Writing habits?
Biographer and Pulitzer Prize–winning author David Herbert Donald wrote a stunning portrait of Abraham Lincoln’s life and presidency in Lincoln. Interestingly, David Herbert lives on Lincoln Road, in the city of Lincoln, Massachusetts and has a Lincoln bust in his room surrounded by Lincoln books!
One of my favourite writers is Doris Helen Kearns Goodwin who is an American biographer, historian, political commentator and author of No Ordinary Time: Franklin and Eleanor Roosevelt. She creates an environment in her home office that evokes the period she is writing about, surrounding herself with period memorabilia – posters, art, books – and playing the music of that era while she writes.
To focus on their task, some writers have eliminated every sort of distraction, including their clothes! Victor Hugo, the famous author of Les Misérables, often asked his servant to take away all his clothes for the day and leave his own nude self with only pen and paper, so that he could do nothing but sit down and write. Nobel Laureate Ernest Hemingway wrote nude, standing up, with his typewriter about waist level, while Mark Twain wrote lying in bed. Mystery writer Agatha Christie could write anywhere, including in the bathtub! Poet and activist Maya Angelou used to rent a hotel room to write in.
So, what are the habits and idiosyncrasies of writers? How do they inspire themselves to perform a task that is lonely, intense and singular? What are the tools they use to research and write? Where do they write? How do they select a topic? How do they overcome writer’s block? These are the questions that I asked my author friends and I got very interesting insights.
Pico Iyer, author of Autumn Light and the forthcoming A Beginner’s Guide to Japan said, “Like any petitioner or votary, hopelessly petitioning some wayward god, every writer is a slave to rite and superstition, not to mention blind faith. Though not so superstitious in my regular life, I am completely a creature of habit when it comes to my writing. I spend the first five hours of every day at my desk, even though on many days I achieve nothing at all and often go backwards. For decades now I’ve been using the same black Pilot Razor Point pens and the thick high-quality paper I buy from Staples. I stop after exactly 300 minutes and know when to stop without even looking at my watch. I never drink anything after 6 pm, and like many an athlete, I go to sleep at 8 pm., since sleep is the one factor that determines whether I am fresh enough to have something to say the next day or not.”

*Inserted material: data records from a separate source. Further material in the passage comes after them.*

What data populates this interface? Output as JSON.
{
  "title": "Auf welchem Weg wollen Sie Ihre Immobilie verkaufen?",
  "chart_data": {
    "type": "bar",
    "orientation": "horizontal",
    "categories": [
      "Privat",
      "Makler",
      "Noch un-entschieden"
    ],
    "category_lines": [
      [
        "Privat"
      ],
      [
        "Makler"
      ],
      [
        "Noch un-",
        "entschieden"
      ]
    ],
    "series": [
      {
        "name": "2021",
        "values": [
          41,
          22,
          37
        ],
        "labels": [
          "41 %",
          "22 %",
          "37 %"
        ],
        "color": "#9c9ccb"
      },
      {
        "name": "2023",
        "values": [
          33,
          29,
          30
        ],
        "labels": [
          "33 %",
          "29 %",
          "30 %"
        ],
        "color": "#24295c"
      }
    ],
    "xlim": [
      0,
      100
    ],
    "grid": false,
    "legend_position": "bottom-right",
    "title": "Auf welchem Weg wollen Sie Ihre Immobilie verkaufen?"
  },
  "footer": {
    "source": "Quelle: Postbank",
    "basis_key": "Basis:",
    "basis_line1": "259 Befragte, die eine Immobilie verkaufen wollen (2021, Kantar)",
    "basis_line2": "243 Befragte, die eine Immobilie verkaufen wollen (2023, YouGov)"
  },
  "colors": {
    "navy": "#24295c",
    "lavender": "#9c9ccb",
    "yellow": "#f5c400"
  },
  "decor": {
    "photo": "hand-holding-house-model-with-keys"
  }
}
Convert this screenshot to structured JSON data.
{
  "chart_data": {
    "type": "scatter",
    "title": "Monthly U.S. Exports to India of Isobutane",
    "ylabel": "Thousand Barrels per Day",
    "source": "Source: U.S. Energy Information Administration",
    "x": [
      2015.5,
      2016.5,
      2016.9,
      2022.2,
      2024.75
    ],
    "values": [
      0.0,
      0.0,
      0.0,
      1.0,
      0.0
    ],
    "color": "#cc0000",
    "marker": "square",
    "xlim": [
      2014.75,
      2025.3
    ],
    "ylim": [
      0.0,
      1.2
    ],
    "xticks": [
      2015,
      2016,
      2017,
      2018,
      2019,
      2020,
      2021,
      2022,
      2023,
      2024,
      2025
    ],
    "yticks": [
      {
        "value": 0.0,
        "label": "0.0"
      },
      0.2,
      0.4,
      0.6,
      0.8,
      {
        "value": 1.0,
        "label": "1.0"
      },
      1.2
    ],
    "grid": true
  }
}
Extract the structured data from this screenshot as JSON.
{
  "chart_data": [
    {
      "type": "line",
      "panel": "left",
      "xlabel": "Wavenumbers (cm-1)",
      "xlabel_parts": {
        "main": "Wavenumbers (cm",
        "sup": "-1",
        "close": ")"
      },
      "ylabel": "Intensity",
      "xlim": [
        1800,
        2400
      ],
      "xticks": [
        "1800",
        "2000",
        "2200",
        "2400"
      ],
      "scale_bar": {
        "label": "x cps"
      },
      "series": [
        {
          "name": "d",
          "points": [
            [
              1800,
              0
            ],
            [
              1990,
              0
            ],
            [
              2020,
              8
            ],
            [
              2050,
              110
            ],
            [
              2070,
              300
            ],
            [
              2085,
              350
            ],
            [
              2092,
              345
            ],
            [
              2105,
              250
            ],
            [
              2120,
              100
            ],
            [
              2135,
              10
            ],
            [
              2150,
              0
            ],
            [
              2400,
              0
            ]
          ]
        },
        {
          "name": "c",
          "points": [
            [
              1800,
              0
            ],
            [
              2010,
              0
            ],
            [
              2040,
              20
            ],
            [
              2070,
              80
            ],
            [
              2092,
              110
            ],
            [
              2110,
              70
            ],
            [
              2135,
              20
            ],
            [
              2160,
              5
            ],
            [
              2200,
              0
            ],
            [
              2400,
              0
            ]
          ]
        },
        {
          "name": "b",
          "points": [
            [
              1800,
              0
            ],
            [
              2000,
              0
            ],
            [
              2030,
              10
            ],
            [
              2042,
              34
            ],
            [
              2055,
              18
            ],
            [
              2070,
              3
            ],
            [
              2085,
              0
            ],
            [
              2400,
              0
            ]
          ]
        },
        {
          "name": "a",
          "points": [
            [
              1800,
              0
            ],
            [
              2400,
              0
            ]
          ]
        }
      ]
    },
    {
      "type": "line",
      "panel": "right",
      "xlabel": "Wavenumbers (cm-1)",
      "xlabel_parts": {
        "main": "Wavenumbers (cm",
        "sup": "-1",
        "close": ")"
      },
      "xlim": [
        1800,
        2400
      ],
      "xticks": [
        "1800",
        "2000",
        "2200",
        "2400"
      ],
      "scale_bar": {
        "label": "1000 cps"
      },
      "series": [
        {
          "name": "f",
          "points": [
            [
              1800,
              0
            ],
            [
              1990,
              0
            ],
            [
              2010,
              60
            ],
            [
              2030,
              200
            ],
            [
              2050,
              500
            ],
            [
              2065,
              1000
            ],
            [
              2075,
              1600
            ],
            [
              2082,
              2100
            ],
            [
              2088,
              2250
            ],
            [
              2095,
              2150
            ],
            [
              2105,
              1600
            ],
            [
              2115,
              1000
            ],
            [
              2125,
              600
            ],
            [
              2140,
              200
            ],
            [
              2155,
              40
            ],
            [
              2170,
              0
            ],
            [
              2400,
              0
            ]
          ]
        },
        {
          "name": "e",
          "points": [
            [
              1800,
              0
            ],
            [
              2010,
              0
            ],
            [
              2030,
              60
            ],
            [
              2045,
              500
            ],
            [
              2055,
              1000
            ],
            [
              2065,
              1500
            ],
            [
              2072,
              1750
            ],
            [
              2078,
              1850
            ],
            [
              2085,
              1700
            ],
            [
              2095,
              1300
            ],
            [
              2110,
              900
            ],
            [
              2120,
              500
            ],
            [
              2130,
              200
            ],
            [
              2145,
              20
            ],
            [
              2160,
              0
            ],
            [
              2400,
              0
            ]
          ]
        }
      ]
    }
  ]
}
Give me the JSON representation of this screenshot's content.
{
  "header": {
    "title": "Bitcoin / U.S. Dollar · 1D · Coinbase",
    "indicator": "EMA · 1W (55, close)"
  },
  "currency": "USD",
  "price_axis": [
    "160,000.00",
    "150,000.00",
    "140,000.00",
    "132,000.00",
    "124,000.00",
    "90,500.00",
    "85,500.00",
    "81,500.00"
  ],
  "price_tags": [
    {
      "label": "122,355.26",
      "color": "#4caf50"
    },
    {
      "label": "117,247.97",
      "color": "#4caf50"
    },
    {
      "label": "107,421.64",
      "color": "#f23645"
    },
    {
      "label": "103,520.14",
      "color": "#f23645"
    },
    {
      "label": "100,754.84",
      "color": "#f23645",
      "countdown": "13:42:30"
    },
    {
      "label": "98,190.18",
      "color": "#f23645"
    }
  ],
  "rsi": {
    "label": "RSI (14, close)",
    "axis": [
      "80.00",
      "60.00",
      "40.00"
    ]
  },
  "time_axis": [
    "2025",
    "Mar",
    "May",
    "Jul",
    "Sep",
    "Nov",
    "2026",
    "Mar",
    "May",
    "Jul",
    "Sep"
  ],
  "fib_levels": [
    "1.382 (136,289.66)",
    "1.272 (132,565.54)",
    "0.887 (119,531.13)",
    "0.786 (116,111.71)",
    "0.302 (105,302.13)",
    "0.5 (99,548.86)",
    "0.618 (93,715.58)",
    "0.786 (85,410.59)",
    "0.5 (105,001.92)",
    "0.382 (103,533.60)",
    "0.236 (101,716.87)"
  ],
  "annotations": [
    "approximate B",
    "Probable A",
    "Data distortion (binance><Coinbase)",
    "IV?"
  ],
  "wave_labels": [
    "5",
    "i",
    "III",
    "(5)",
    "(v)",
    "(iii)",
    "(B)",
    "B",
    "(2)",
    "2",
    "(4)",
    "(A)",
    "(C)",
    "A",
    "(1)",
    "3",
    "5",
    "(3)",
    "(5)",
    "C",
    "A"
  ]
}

Graeme Simsion, author of The Rosie Project, first works on the premise of the story. He writes one idea on each 4-by-5-inch index card every day, accumulating around 200 cards in six months. He then takes another month to sort the cards and create a cohesive story. That’s when he is ready to start writing. His routine: “Get up in the morning, read what I wrote the previous day, spend 15 minutes to 2 hours to improve it, write and elaborate on at least one card a day, then go for a 5 km walk, thinking about those cards and scenes. By the end of the walk I have good ideas. I write 1000-1500 words every day, no writer’s block. In 60 days I have written a book! I send the book to 10 people who are my first readers, asking them to mark any passages they are tempted to skip, which I then delete. Five more edits and the book is done.”
Personally, I have often retreated to my office-cum-library whenever I needed inspiration, often gazing at books for long periods of time. As spare time is limited, I write whenever and wherever I can, mostly during long flights, often taking notes on my iPhone. Most of my columns are written in quick spurts of inspiration and imagination, though the final piece requires multiple fact-checking, research and editing.
Eventually, writing is about discipline. All prolific writers have their own playbook. Stephen King writes six pages every day, while Haruki Murakami gets up at 4 am and writes for five to six hours before taking a break. C K Meena, journalist and author of Black Lentil Doughnuts, strikes a different note, however. “Journalism demands routine and discipline, and I turn to fiction purely to escape this.
Except when I wrote my murder mystery I’ve never planned meticulously. No publishing deadlines, so no rigid timetable; never had writer’s block either. Something I’ve read, heard or overheard sparks off an idea and then I begin, tracing the barest outline of a plot and filling it in as the story progresses. My novels are driven by characters; I flesh them out in separate Word files in such great detail that their lives find a permanent space in my head. Therefore I can take long breaks and slip back into my writing as smoothly as if I’ve never left.”
In the end, writing is about putting pen to paper (or fingers to keyboard). As the veteran New Yorker columnist E.B. White said, “A writer who waits for ideal conditions under which to work will die without putting a word on paper.”